In Sheet Metal Workers’ Health and Welfare Fund of North Carolina, v. Law Office of Michael A. Demayo, LLP, No. 21-5011, __F.4th__, 2021 WL 5984357 (6th Cir. Dec. 17, 2021), involving a subrogation dispute, the Sixth Circuit declined to address whether a district court must apply the lowest intermediate balance test when determining whether an equitable claim may attach to dispersed settlement funds. In side-stepping the foray of complicated ERISA remedial issues under ERISA Section 502(a)(3), the Sixth Circuit opened its opinion with:
For those who enjoy unsettled legal questions, who would not welcome the opportunity to navigate a labyrinth of ancient equitable doctrines nested within a federal statute, with little precedent to inform that review? All of that is presented in this appeal. Add to that the amici participation of a federal agency, and the table seemingly is set for a jurisprudential feast. But resolution of those issues must remain on ice, so to speak, because they were not preserved for appellate review. On that basis, we affirm the judgment of the district court.

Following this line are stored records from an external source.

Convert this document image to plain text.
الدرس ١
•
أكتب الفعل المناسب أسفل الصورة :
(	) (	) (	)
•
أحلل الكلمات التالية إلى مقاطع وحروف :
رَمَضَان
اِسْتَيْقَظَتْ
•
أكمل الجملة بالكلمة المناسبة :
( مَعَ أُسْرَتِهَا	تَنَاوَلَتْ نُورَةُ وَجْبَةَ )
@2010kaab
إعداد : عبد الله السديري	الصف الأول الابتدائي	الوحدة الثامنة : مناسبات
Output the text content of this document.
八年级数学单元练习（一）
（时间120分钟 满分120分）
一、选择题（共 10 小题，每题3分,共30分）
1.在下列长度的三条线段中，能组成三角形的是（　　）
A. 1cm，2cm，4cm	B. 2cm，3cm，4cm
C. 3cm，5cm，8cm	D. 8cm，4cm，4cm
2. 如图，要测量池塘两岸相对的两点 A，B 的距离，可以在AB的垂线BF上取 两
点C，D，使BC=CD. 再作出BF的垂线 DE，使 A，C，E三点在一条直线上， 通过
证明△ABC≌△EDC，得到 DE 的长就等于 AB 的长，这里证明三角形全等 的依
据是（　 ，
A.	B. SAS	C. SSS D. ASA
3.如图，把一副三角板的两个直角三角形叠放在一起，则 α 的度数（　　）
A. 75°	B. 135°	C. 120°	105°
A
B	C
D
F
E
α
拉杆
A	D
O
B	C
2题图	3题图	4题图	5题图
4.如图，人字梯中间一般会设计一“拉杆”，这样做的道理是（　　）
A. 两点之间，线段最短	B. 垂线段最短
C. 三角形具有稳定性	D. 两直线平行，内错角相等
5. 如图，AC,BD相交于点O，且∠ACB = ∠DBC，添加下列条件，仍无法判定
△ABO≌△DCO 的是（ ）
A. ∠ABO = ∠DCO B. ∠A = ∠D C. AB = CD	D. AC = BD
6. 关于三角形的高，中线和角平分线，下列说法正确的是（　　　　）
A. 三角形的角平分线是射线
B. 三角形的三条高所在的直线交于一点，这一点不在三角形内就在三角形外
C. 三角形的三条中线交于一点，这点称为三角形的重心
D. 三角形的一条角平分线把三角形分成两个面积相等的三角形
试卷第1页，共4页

Plaintiff-Appellant Sheet Metal Workers’ Health and Welfare Fund of North Carolina (“the Fund”) paid $16,225 in medical costs for one of its participants, Courtney Simpson, after she was injured in a car accident. Defendant-Appellee Law Office of Michael DeMayo, LLP (“the Firm”) represented Simpson in a personal injury lawsuit and settled her suit for $30,000. The Firm paid $9,817.33 to Simpson, $1,000.82 to other lienholders, and $10,152.67 to the Firm for fees and expenses. The Fund claimed an equitable lien to the entire $16,225 it paid in medical expenses, but the Firm only paid the Fund $9,029.18. After disbursement of the funds, the district court issued a TRO requiring the Firm to maintain at least $7,497.99 in its operating account until the resolution of the dispute. The parties filed cross-motions for summary judgment and disputed whether the Fund sought an equitable remedy. The Firm claimed that the Fund sought an unavailable legal remedy under ERISA because the Firm no longer possessed the settlement funds: it commingled the funds by depositing them into its operating account and dissipated the funds before the district court issued the TRO by spending them on its own general expenses. For the first time in its reply brief, the Fund argued that the lowest intermediate balance test applies. That is, a defendant fully dissipates a plaintiff’s claimed funds only if the balance in the commingled account dipped to $0 at any point between the date of commingling and the date the plaintiff asserts its right to the funds. The district court ultimately granted summary judgment to the Firm because it concluded that the Firm dissipated the funds prior to the issuance of the TRO and the money it held in the operating account pursuant to the TRO was not the settlement funds.
The Sixth Circuit declined to address whether the lowest intermediate balance test applies in this case because the Fund failed to preserve this argument. First, the Fund’s “central theme” was that the Firm possessed the settlement funds in its operating account in accordance with the TRO. It did not argue that the lowest intermediate balance test applied. Second, the Fund did not mention this test in response to the Firm’s motion for summary judgment, which the district court later granted. The Fund invoked the test in its reply brief but only to argue that commingling does not bar recovery under ERISA Section 502(a)(3) and that the Firm did not dissipate the money it held pursuant to the TRO. Third, the Fund offered no evidence supporting the application of the test. The Fund did no discovery regarding the Firm’s bank statements, it did not hire a forensic accounting expert, and the Fund did not contest the Firm’s argument that it dissipated the funds before the TRO was issued. For these reasons, the Sixth Circuit found that the Fund’s argument is barred by the forfeiture rule.